Personal information
- Full name: Kęstutis Keblys
- Nationality: Lithuania
- Born: 2 March 1976 (age 50) Anykščiai, Lithuanian SSR, Soviet Union
- Height: 2.01 m (6 ft 7 in)
- Weight: 98 kg (216 lb)

Sport
- Sport: Rowing
- Club: Gaja Kaunas

= Kęstutis Keblys =

Lithuanian rower (born 1976)

Kęstutis Keblys (born 2 March 1976 in Anykščiai) is a Lithuanian rower. He represented his nation Lithuania, along with his double sculls partner Einaras Šiaudvytis, at the 2004 Summer Olympics, and has attained a fifth-place finish (6:29.790) at the second leg of the 2002 World Rowing Cup in Milan, Italy.

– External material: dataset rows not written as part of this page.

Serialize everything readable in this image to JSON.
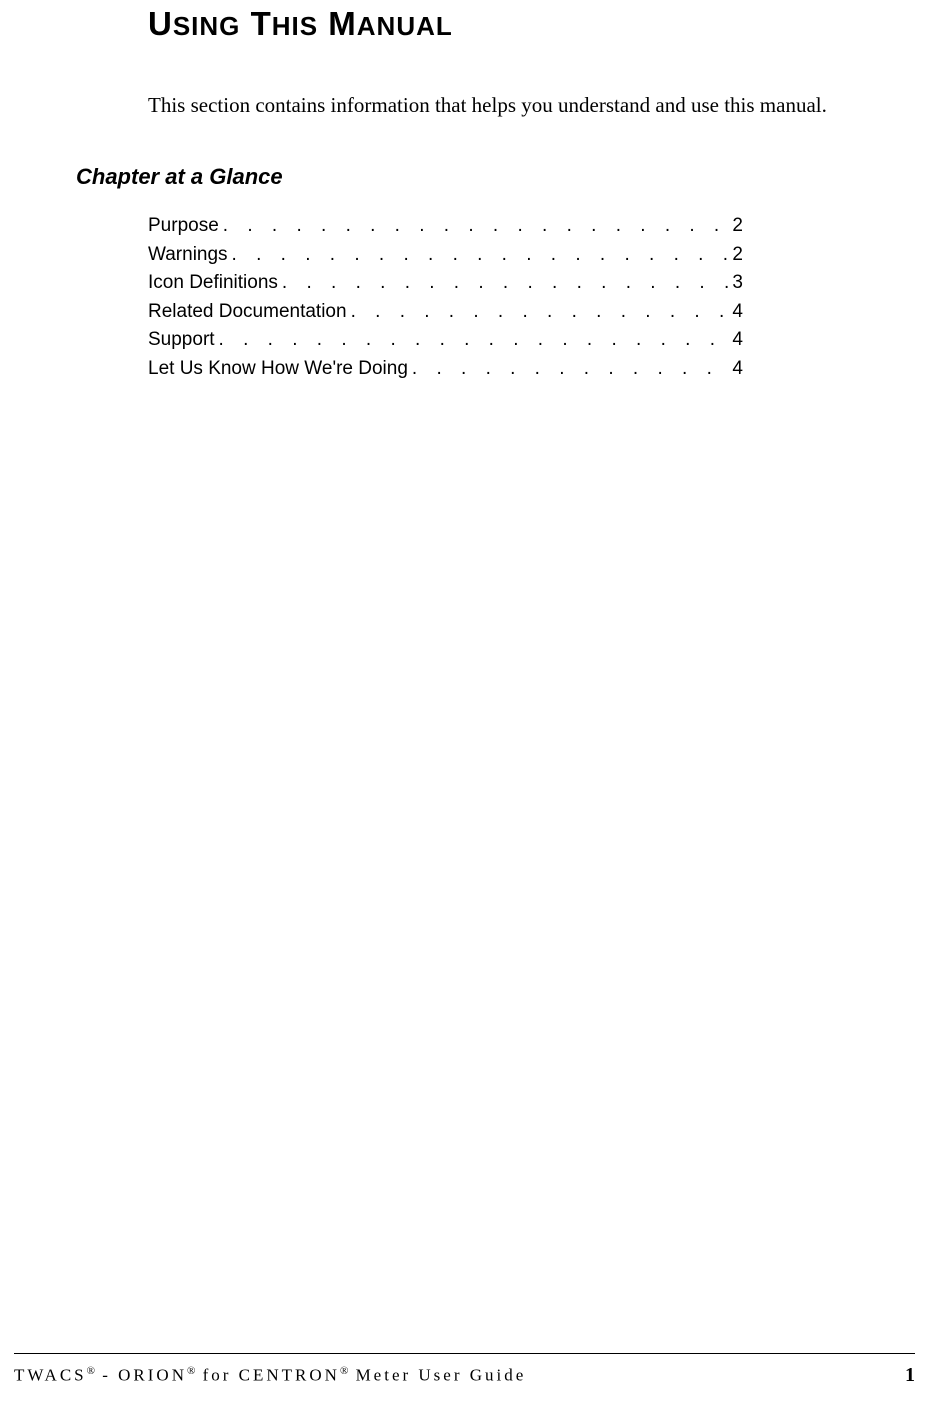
{
  "heading": {
    "title_parts": [
      {
        "cap": "U",
        "rest": "SING"
      },
      {
        "cap": "T",
        "rest": "HIS"
      },
      {
        "cap": "M",
        "rest": "ANUAL"
      }
    ],
    "title_fontsize_cap": 33,
    "title_fontsize_small": 26,
    "title_font_weight": "bold"
  },
  "intro": {
    "text": "This section contains information that helps you understand and use this manual.",
    "fontsize": 21,
    "font_family": "Georgia, 'Times New Roman', serif"
  },
  "section": {
    "heading": "Chapter at a Glance",
    "heading_fontsize": 22,
    "heading_style": "italic"
  },
  "toc": {
    "fontsize": 19,
    "font_family": "Verdana, Geneva, sans-serif",
    "dot_leader": " .  .  .  .  .  .  .  .  .  .  .  .  .  .  .  .  .  .  .  .  .  .  .  .  .  .  .  .  .  .  .  .  .  .",
    "entries": [
      {
        "label": "Purpose ",
        "page": "2"
      },
      {
        "label": "Warnings",
        "page": "2"
      },
      {
        "label": "Icon Definitions",
        "page": "3"
      },
      {
        "label": "Related Documentation ",
        "page": "4"
      },
      {
        "label": "Support ",
        "page": "4"
      },
      {
        "label": "Let Us Know How We're Doing ",
        "page": "4"
      }
    ]
  },
  "footer": {
    "parts": [
      {
        "text": "TWACS",
        "reg": true
      },
      {
        "text": " - ORION",
        "reg": true
      },
      {
        "text": " for CENTRON",
        "reg": true
      },
      {
        "text": " Meter User Guide",
        "reg": false
      }
    ],
    "page_number": "1",
    "fontsize": 17,
    "letter_spacing": 3,
    "border_color": "#000000"
  },
  "colors": {
    "background": "#ffffff",
    "text": "#000000"
  }
}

Keblys qualified for the Lithuanian squad in the men's double sculls at the 2004 Summer Olympics in Athens by finishing fifth in the B-final and eleventh overall from the 2003 World Rowing Championships in Milan, Italy with an entry time of 6:28.380. Teaming with his partner Einaras Šiaudvytis throughout the series, the Lithuanian duo paddled their lifetime best of 6:24.56 for a fifth-place effort in a single repechage round, but failed to advance into the semifinals with only top three boats moving forward. Earlier in the prelims, Keblys and Siaudvytis trailed behind the other three boats in heat three by a wide, nine-second gap with a fourth-place time in 7:07.13.